For at least the last 18-24 months it's been increasingly difficult to find non-spam/redirect/affiliate program links for a search on any popular consumer product on Google. Maybe they have too much faith in their current PageRank and think it needs to be tweaked instead of overhauled. Maybe they think they have enough momentum and don't care. They certainly should have the talent and resources to do something about this and it's kind of sad that they haven't. I predict we'll see another whizzy side project in a few months instead.
The thing is that all they have to do is keep it just good enough that people won't leave. Remember, AdWords is Google's product, everything else [gmail, orkut, etc] they've got is just a way to show you those ads. Google's success is entirely because they had clearly better search results than anyone else. If another company can clearly best them then Google may be in trouble.

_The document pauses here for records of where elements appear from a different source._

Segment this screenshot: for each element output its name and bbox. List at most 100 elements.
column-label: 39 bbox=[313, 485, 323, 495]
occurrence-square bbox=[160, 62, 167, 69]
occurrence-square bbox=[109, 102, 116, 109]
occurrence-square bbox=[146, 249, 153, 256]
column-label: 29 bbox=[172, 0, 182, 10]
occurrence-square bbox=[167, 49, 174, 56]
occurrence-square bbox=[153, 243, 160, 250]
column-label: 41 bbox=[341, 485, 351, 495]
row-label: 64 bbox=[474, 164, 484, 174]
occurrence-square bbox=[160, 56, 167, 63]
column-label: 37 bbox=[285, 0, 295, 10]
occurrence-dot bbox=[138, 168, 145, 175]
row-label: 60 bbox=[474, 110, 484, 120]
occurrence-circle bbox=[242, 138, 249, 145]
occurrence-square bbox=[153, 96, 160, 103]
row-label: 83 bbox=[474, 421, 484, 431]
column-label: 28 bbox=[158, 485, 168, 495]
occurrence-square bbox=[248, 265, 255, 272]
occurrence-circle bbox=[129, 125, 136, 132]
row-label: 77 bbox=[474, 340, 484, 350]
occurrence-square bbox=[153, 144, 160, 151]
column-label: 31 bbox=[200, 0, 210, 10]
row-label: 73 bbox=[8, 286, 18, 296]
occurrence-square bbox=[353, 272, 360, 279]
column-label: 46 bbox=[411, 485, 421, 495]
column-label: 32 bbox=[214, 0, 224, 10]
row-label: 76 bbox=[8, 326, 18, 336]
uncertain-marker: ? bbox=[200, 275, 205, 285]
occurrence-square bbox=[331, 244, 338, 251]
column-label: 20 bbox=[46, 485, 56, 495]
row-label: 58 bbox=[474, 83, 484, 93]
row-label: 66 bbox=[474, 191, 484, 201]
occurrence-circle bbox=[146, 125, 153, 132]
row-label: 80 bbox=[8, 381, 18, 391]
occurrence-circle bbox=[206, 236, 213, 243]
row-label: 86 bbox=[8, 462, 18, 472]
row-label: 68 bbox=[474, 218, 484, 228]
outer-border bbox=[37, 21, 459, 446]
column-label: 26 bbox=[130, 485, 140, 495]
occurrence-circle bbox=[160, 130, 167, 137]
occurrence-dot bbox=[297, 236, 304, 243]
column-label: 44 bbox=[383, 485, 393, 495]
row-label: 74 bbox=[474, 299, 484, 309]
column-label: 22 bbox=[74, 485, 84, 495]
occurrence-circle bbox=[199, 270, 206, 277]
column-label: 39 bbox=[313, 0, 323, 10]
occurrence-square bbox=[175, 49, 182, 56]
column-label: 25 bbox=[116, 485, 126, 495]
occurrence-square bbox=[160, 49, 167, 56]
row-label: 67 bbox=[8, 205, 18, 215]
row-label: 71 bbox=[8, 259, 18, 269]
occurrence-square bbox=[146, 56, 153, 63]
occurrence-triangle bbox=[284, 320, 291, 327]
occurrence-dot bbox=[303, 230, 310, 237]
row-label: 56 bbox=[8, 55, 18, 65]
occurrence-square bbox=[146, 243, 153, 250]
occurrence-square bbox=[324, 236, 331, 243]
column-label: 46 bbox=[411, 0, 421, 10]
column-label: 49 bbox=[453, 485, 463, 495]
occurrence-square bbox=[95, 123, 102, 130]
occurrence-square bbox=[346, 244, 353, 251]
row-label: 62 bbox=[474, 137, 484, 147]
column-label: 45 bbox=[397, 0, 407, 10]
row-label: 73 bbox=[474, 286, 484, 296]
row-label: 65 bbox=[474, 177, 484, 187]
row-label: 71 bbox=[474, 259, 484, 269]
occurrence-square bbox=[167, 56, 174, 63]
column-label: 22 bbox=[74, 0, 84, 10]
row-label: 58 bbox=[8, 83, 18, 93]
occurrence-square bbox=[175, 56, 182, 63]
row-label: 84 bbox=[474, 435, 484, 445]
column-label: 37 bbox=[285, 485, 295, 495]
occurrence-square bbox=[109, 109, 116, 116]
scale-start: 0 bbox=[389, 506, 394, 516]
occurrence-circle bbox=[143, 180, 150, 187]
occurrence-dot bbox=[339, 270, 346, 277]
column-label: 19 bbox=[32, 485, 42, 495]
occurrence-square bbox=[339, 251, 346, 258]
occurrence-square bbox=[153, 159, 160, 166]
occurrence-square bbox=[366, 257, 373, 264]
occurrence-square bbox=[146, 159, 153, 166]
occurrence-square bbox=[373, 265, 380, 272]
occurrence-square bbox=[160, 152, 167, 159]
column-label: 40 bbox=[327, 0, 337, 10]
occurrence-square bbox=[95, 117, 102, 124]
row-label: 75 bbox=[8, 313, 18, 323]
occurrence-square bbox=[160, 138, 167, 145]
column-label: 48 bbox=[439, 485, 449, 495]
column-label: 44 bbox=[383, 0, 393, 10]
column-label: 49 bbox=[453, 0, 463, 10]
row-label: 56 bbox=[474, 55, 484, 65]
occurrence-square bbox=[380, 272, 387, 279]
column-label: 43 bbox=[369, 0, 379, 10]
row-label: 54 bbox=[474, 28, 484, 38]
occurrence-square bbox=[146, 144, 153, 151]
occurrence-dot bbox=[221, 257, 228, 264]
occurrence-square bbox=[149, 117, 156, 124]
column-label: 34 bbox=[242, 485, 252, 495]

My site the humor archives has been affected by this. I can tell because if you do the following search you can see a bunch of sites that are/were 302ing to my domain. I'm pretty pissed off and I seriously hope Google act soon to rectify the matter.
----
Frankly, I'd like to see Google start blocking content-free traffic-boosting sites from the page results entirely.
:-)
Google has login accounts, so let logged-in users have a link saying "report spam site". Track who files the most reliable reports, and if a few of those people all agree that a site is spam, nuke its pagerank.
See how OpenRatings does reliability calculations for more info. Or buy them
GCHQ Quantum Insert installed. If only our tongues were made of glass, how much more careful we would be when we speak
I'm surprised nobody has mentioned that Yahoo has already closed the 302 hole.
sigs are a waste of space
here's my write-up on the problem from early February called Google and the Mysterious Case of the 1969 Pagejackers. the problem has been around for a long, long time.
;)
personally, i'm ready to give up google maps or something else (autolink?) if they would 'fix' this or at least be more transparent about what's going on.
btw, the word on the net is that the googleguy posting here isn't the real one. anybody have details on this?
-kpaul
J-Log: Journalism News, Media Views
I think a resonable solution to this would be for Google to send a second spider to the site for every 302 Redirect they find, with a user-agent indicating its IE or any other browser. Then compare the data.
Although, they could probably still figure out it's google by their IP, but it's a step in the right direction.
Bugs are just features that have been fixed.